Başvuruda, Akbelen Ormanı’nda Yaşanan Hak İhlalleri Aktarıldı

Gümüşel, başvuruda çevre, düşünce ve ifade özgürlüğü, toplantı ve gösteri özgürlüğü ve hak savunucuları konularında görevli BM Özel Raportörlerine Akbelen Ormanı’nda yaşanan hak ihlallerini aktardıklarını belirtti. Deniz Gümüşel, “Özel raportörler, durumu değerlendirerek T.C. Hükümeti’nden açıklama isteyebilir, kınama ve Akbelen mücadelesine destek mesajı yayımlayarak uluslararası kamuoyu ve baskı oluşturabilirler” şeklinde konuştu.

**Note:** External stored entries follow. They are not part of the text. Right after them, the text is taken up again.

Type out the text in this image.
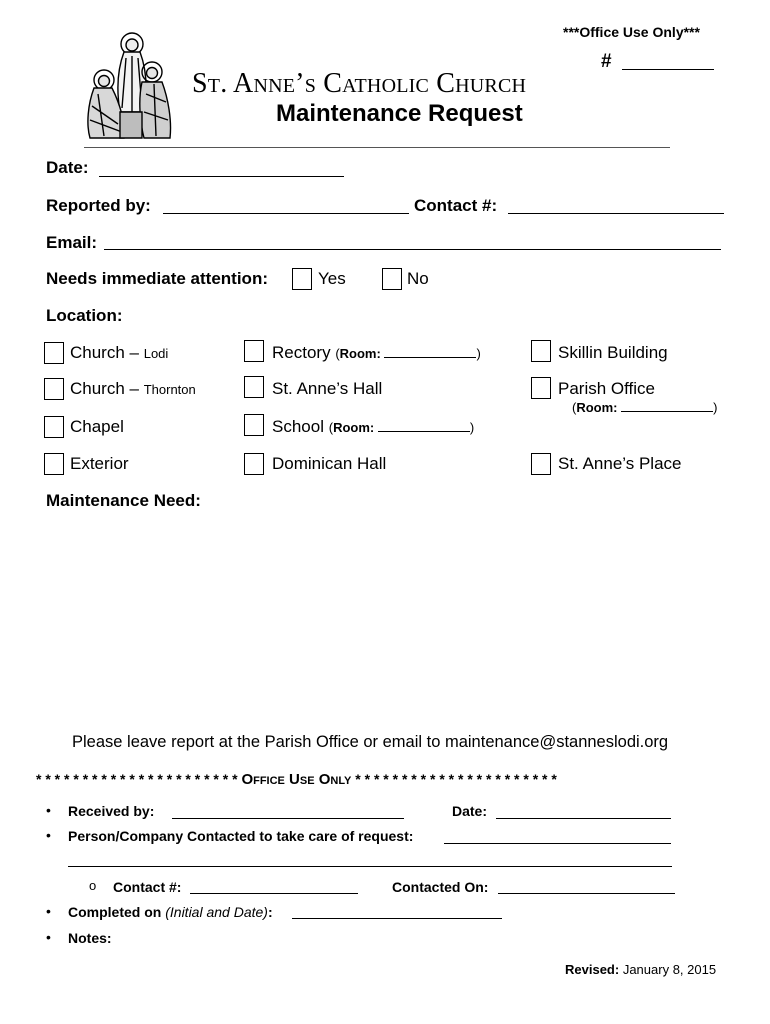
***Office Use Only***
#
St. Anne’s Catholic Church
Maintenance Request
Date:
Reported by:	Contact #:
Email:
Needs immediate attention:	Yes	No
Location:
Church – Lodi
Church – Thornton
Chapel
Exterior
Rectory (Room:	)
St. Anne’s Hall
School (Room:	)
Dominican Hall
Skillin Building
Parish Office
(Room:	)
St. Anne’s Place
Maintenance Need:
Please leave report at the Parish Office or email to maintenance@stanneslodi.org
* * * * * * * * * * * * * * * * * * * * * * Office Use Only * * * * * * * * * * * * * * * * * * * * * *
• Received by:	Date:
• Person/Company Contacted to take care of request:
o Contact #:	Contacted On:
• Completed on (Initial and Date):
• Notes:
Revised: January 8, 2015
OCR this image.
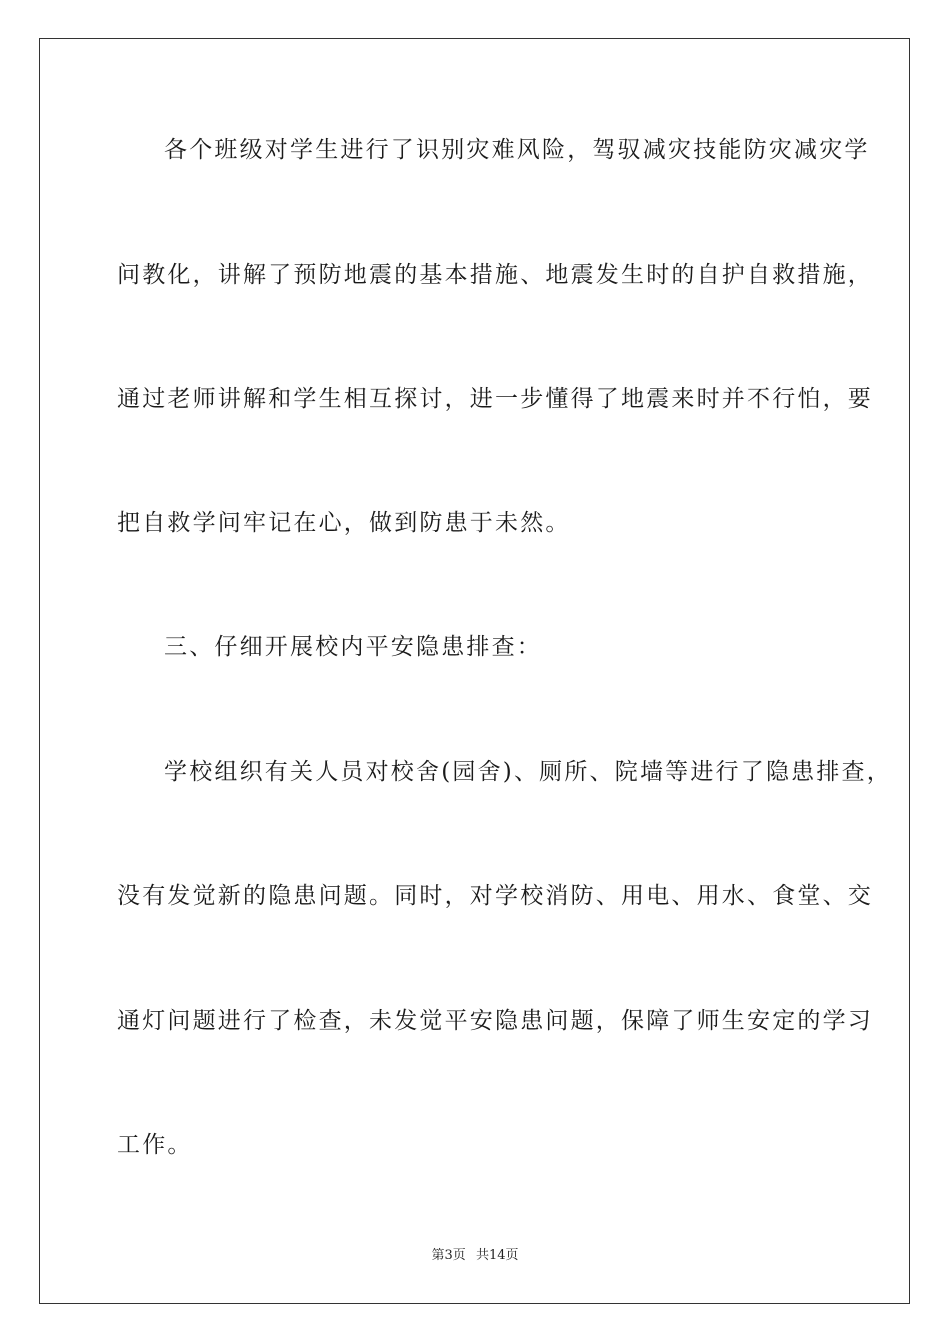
各个班级对学生进行了识别灾难风险，驾驭减灾技能防灾减灾学
问教化，讲解了预防地震的基本措施、地震发生时的自护自救措施，
通过老师讲解和学生相互探讨，进一步懂得了地震来时并不行怕，要
把自救学问牢记在心，做到防患于未然。
三、仔细开展校内平安隐患排查：
学校组织有关人员对校舍(园舍)、厕所、院墙等进行了隐患排查，
没有发觉新的隐患问题。同时，对学校消防、用电、用水、食堂、交
通灯问题进行了检查，未发觉平安隐患问题，保障了师生安定的学习
工作。
第3页 共14页
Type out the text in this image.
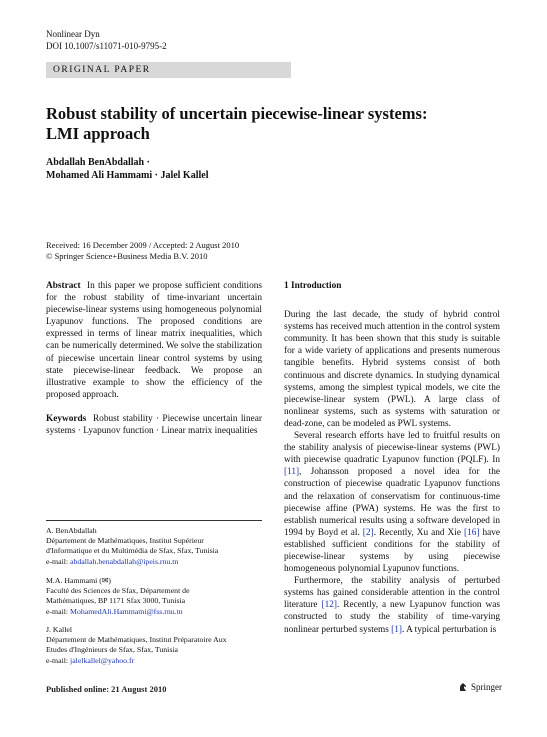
Nonlinear Dyn
DOI 10.1007/s11071-010-9795-2
ORIGINAL PAPER
Robust stability of uncertain piecewise-linear systems:
LMI approach
Abdallah BenAbdallah ·
Mohamed Ali Hammami · Jalel Kallel
Received: 16 December 2009 / Accepted: 2 August 2010
© Springer Science+Business Media B.V. 2010

Abstract In this paper we propose sufficient conditions for the robust stability of time-invariant uncertain piecewise-linear systems using homogeneous polynomial Lyapunov functions. The proposed conditions are expressed in terms of linear matrix inequalities, which can be numerically determined. We solve the stabilization of piecewise uncertain linear control systems by using state piecewise-linear feedback. We propose an illustrative example to show the efficiency of the proposed approach.

Keywords Robust stability · Piecewise uncertain linear systems · Lyapunov function · Linear matrix inequalities

A. BenAbdallah
Département de Mathématiques, Institut Supérieur
d'Informatique et du Multimédia de Sfax, Sfax, Tunisia
e-mail: abdallah.benabdallah@ipeis.rnu.tn
M.A. Hammami (✉)
Faculté des Sciences de Sfax, Département de
Mathématiques, BP 1171 Sfax 3000, Tunisia
e-mail: MohamedAli.Hammami@fss.rnu.tn
J. Kallel
Département de Mathématiques, Institut Préparatoire Aux
Etudes d'Ingénieurs de Sfax, Sfax, Tunisia
e-mail: jalelkallel@yahoo.fr

1 Introduction

During the last decade, the study of hybrid control systems has received much attention in the control system community. It has been shown that this study is suitable for a wide variety of applications and presents numerous tangible benefits. Hybrid systems consist of both continuous and discrete dynamics. In studying dynamical systems, among the simplest typical models, we cite the piecewise-linear system (PWL). A large class of nonlinear systems, such as systems with saturation or dead-zone, can be modeled as PWL systems.

Several research efforts have led to fruitful results on the stability analysis of piecewise-linear systems (PWL) with piecewise quadratic Lyapunov function (PQLF). In [11], Johansson proposed a novel idea for the construction of piecewise quadratic Lyapunov functions and the relaxation of conservatism for continuous-time piecewise affine (PWA) systems. He was the first to establish numerical results using a software developed in 1994 by Boyd et al. [2]. Recently, Xu and Xie [16] have established sufficient conditions for the stability of piecewise-linear systems by using piecewise homogeneous polynomial Lyapunov functions.

Furthermore, the stability analysis of perturbed systems has gained considerable attention in the control literature [12]. Recently, a new Lyapunov function was constructed to study the stability of time-varying nonlinear perturbed systems [1]. A typical perturbation is

Published online: 21 August 2010	Springer
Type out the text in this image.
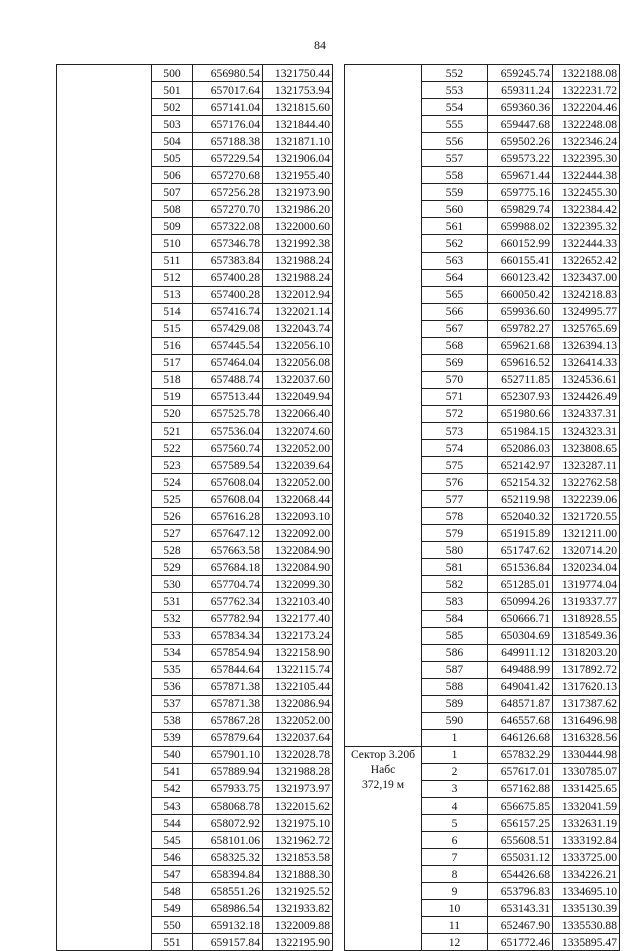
84
	500	656980.54	1321750.44
	501	657017.64	1321753.94
	502	657141.04	1321815.60
	503	657176.04	1321844.40
	504	657188.38	1321871.10
	505	657229.54	1321906.04
	506	657270.68	1321955.40
	507	657256.28	1321973.90
	508	657270.70	1321986.20
	509	657322.08	1322000.60
	510	657346.78	1321992.38
	511	657383.84	1321988.24
	512	657400.28	1321988.24
	513	657400.28	1322012.94
	514	657416.74	1322021.14
	515	657429.08	1322043.74
	516	657445.54	1322056.10
	517	657464.04	1322056.08
	518	657488.74	1322037.60
	519	657513.44	1322049.94
	520	657525.78	1322066.40
	521	657536.04	1322074.60
	522	657560.74	1322052.00
	523	657589.54	1322039.64
	524	657608.04	1322052.00
	525	657608.04	1322068.44
	526	657616.28	1322093.10
	527	657647.12	1322092.00
	528	657663.58	1322084.90
	529	657684.18	1322084.90
	530	657704.74	1322099.30
	531	657762.34	1322103.40
	532	657782.94	1322177.40
	533	657834.34	1322173.24
	534	657854.94	1322158.90
	535	657844.64	1322115.74
	536	657871.38	1322105.44
	537	657871.38	1322086.94
	538	657867.28	1322052.00
	539	657879.64	1322037.64
	540	657901.10	1322028.78
	541	657889.94	1321988.28
	542	657933.75	1321973.97
	543	658068.78	1322015.62
	544	658072.92	1321975.10
	545	658101.06	1321962.72
	546	658325.32	1321853.58
	547	658394.84	1321888.30
	548	658551.26	1321925.52
	549	658986.54	1321933.82
	550	659132.18	1322009.88
	551	659157.84	1322195.90
	552	659245.74	1322188.08
	553	659311.24	1322231.72
	554	659360.36	1322204.46
	555	659447.68	1322248.08
	556	659502.26	1322346.24
	557	659573.22	1322395.30
	558	659671.44	1322444.38
	559	659775.16	1322455.30
	560	659829.74	1322384.42
	561	659988.02	1322395.32
	562	660152.99	1322444.33
	563	660155.41	1322652.42
	564	660123.42	1323437.00
	565	660050.42	1324218.83
	566	659936.60	1324995.77
	567	659782.27	1325765.69
	568	659621.68	1326394.13
	569	659616.52	1326414.33
	570	652711.85	1324536.61
	571	652307.93	1324426.49
	572	651980.66	1324337.31
	573	651984.15	1324323.31
	574	652086.03	1323808.65
	575	652142.97	1323287.11
	576	652154.32	1322762.58
	577	652119.98	1322239.06
	578	652040.32	1321720.55
	579	651915.89	1321211.00
	580	651747.62	1320714.20
	581	651536.84	1320234.04
	582	651285.01	1319774.04
	583	650994.26	1319337.77
	584	650666.71	1318928.55
	585	650304.69	1318549.36
	586	649911.12	1318203.20
	587	649488.99	1317892.72
	588	649041.42	1317620.13
	589	648571.87	1317387.62
	590	646557.68	1316496.98
	1	646126.68	1316328.56

Сектор 3.20б
Набс
372,19 м	1	657832.29	1330444.98
	2	657617.01	1330785.07
	3	657162.88	1331425.65
	4	656675.85	1332041.59
	5	656157.25	1332631.19
	6	655608.51	1333192.84
	7	655031.12	1333725.00
	8	654426.68	1334226.21
	9	653796.83	1334695.10
	10	653143.31	1335130.39
	11	652467.90	1335530.88
	12	651772.46	1335895.47
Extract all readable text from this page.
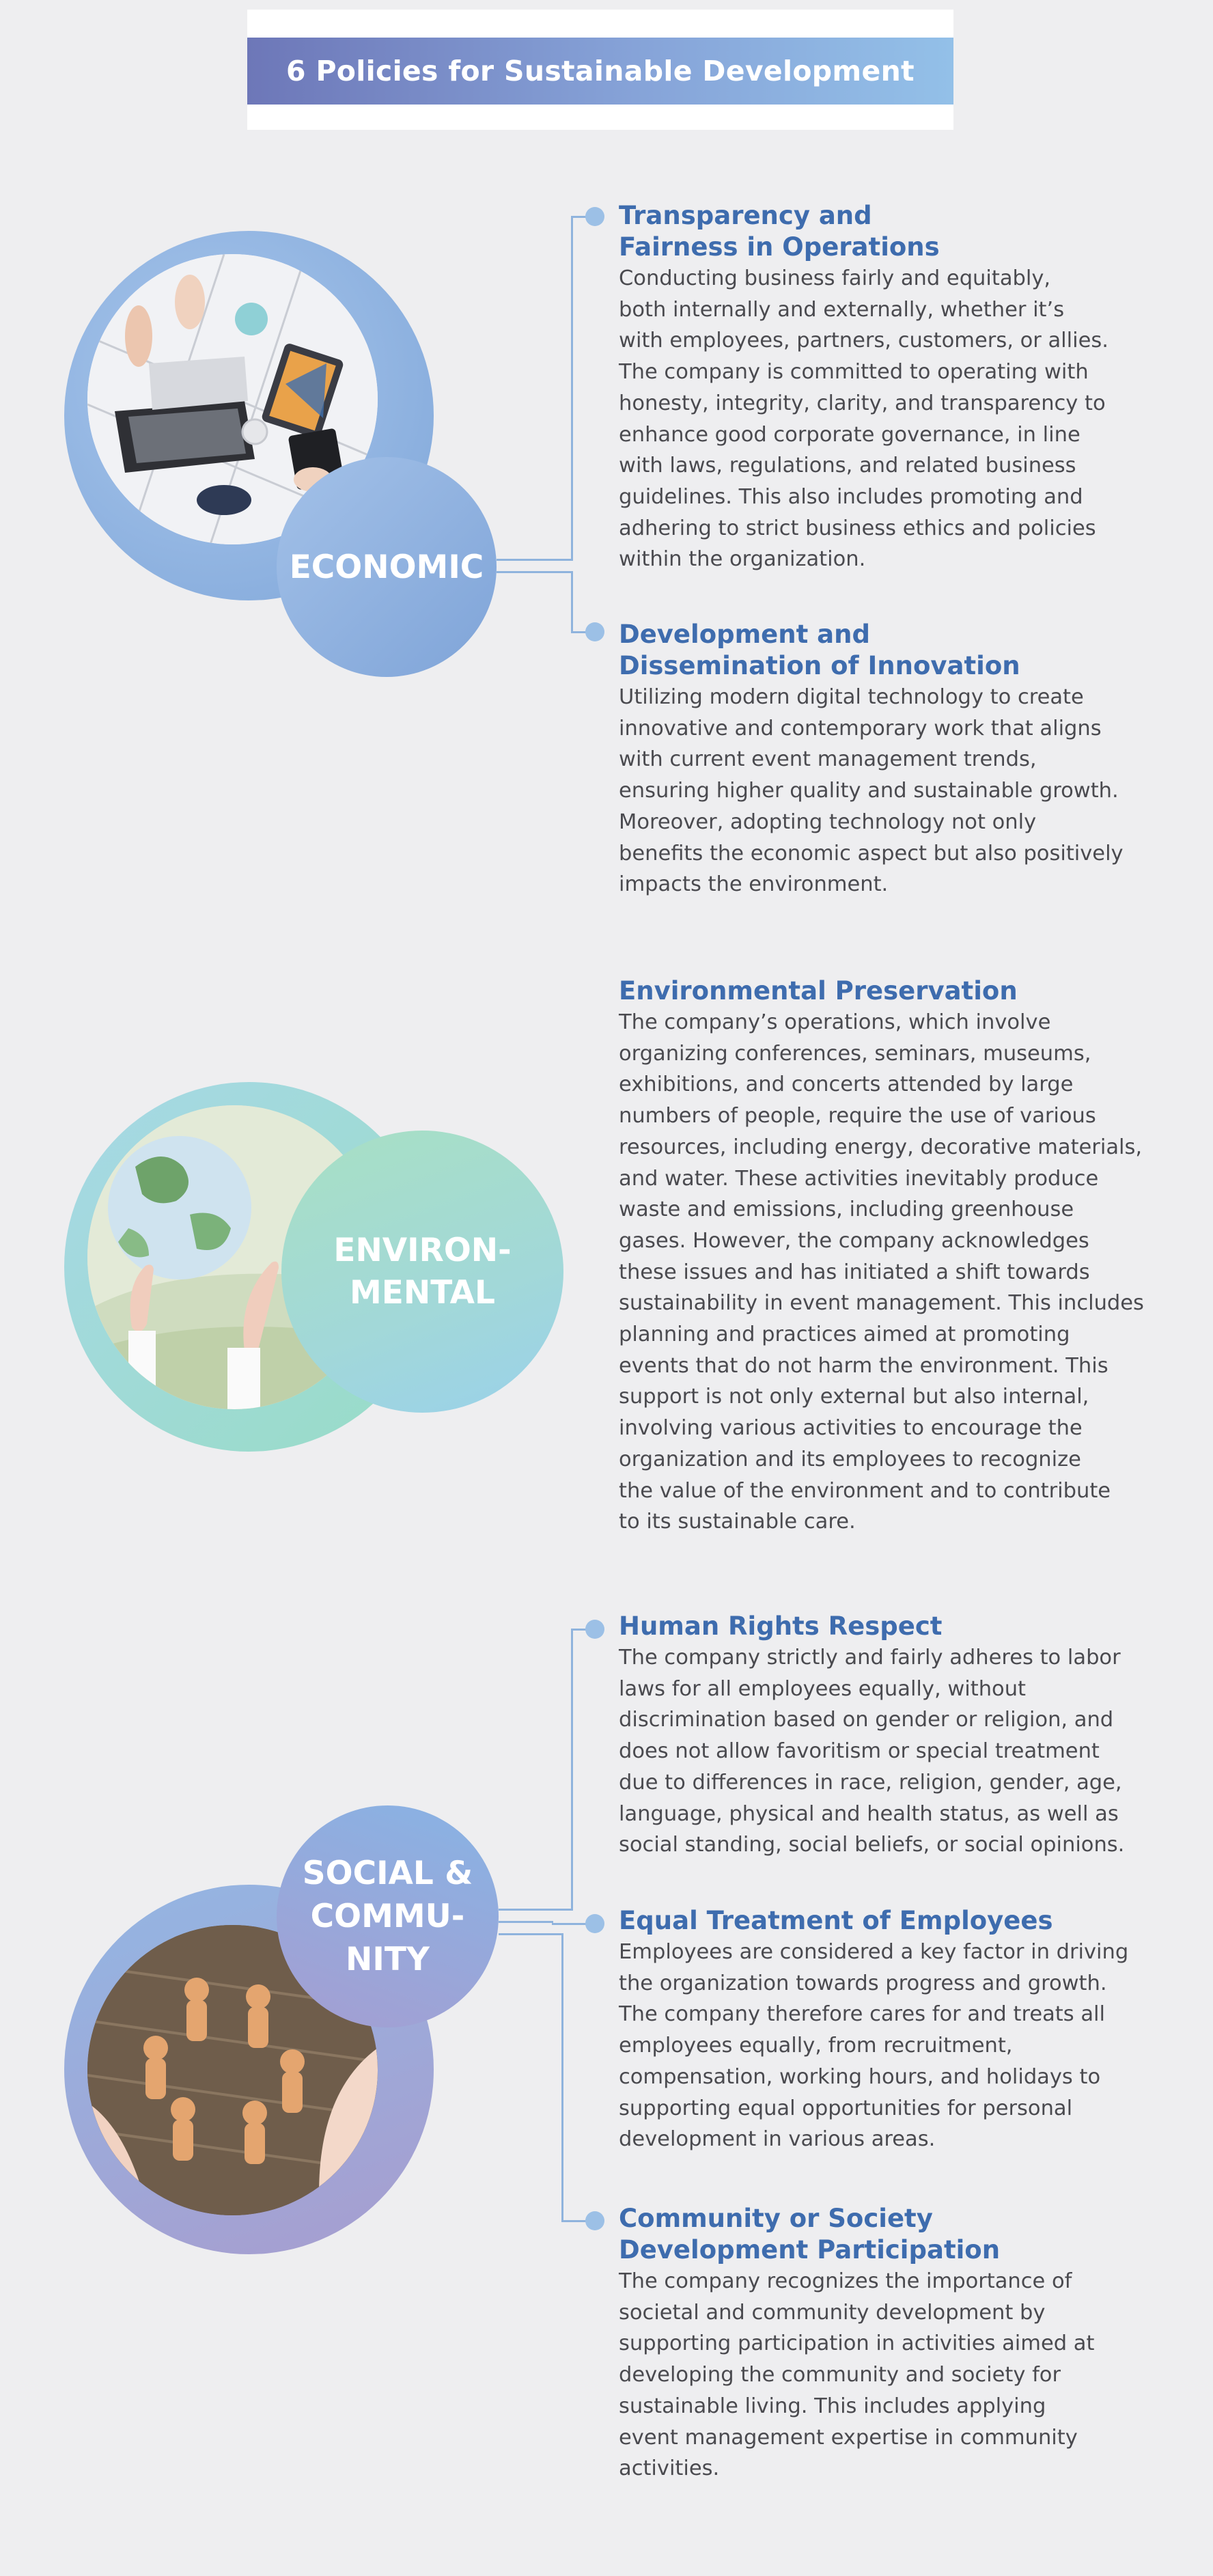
6 Policies for Sustainable Development
ECONOMIC
Transparency and
Fairness in Operations
Conducting business fairly and equitably,
both internally and externally, whether it’s
with employees, partners, customers, or allies.
The company is committed to operating with
honesty, integrity, clarity, and transparency to
enhance good corporate governance, in line
with laws, regulations, and related business
guidelines. This also includes promoting and
adhering to strict business ethics and policies
within the organization.
Development and
Dissemination of Innovation
Utilizing modern digital technology to create
innovative and contemporary work that aligns
with current event management trends,
ensuring higher quality and sustainable growth.
Moreover, adopting technology not only
benefits the economic aspect but also positively
impacts the environment.
ENVIRON-
MENTAL
Environmental Preservation
The company’s operations, which involve
organizing conferences, seminars, museums,
exhibitions, and concerts attended by large
numbers of people, require the use of various
resources, including energy, decorative materials,
and water. These activities inevitably produce
waste and emissions, including greenhouse
gases. However, the company acknowledges
these issues and has initiated a shift towards
sustainability in event management. This includes
planning and practices aimed at promoting
events that do not harm the environment. This
support is not only external but also internal,
involving various activities to encourage the
organization and its employees to recognize
the value of the environment and to contribute
to its sustainable care.
SOCIAL &
COMMU-
NITY
Human Rights Respect
The company strictly and fairly adheres to labor
laws for all employees equally, without
discrimination based on gender or religion, and
does not allow favoritism or special treatment
due to differences in race, religion, gender, age,
language, physical and health status, as well as
social standing, social beliefs, or social opinions.
Equal Treatment of Employees
Employees are considered a key factor in driving
the organization towards progress and growth.
The company therefore cares for and treats all
employees equally, from recruitment,
compensation, working hours, and holidays to
supporting equal opportunities for personal
development in various areas.
Community or Society
Development Participation
The company recognizes the importance of
societal and community development by
supporting participation in activities aimed at
developing the community and society for
sustainable living. This includes applying
event management expertise in community
activities.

Türkiye’nin 2022 yılında yapılan Taraflar Konferansı’nda ormanların korunmasına dair uluslararası bir sözleşme imzaladığını, bu sözleşmenin atmosferdeki karbon yutak alanlarının korunmasını amaçladığını söyleyerek “Protokolle, madencilik, kentleşme ve endüstriyel tarım faaliyetleri gibi ağaçsızlaştırmayı hedefleyen faaliyetlerin durdurulması ve ormanların rehabilitasyonu hedefleniyor. Şu an da Türkiye imzaladığı bu tür uluslararası sözleşmelere karşı bir suç işliyor” dedi.

“Orman Yutak Alanlarımızın Nasıl Tahrip Edildiğini Anlattık”

BM İnsan Hakları ve Çevre Özel Raportörü’ne durumu anlatan bir başvuru yaptıklarını dile getiren Gümüşel, “İklim değişikliği için kritik olan orman yutak alanlarımızın nasıl tahrip edildiğini anlattık. Türkiye’nin Paris Anlaşması’nda ve Ormanları Koruma Protokolü ile ilgili olarak verdiği sözleri tutmadığını anlattık. Yurt dışından da baskı gelmesi için zorluyoruz. Ama yereldeki insanlar kendi topraklarını korumadığı sürece hükümetlere yapılabilecek daha büyük bir baskı yok. Esas olan halkın mücadelesidir. Biz çadır alanını boşaltmayacağız, ormana iş makinelerini sokmayacağız. Milas ilçesinden daha fazla insanın buraya destek olması için mücadele edeceğiz. Çok büyük bir kaybımız var. Ama mücadeleden vazgeçecek bir noktada değiliz” dedi.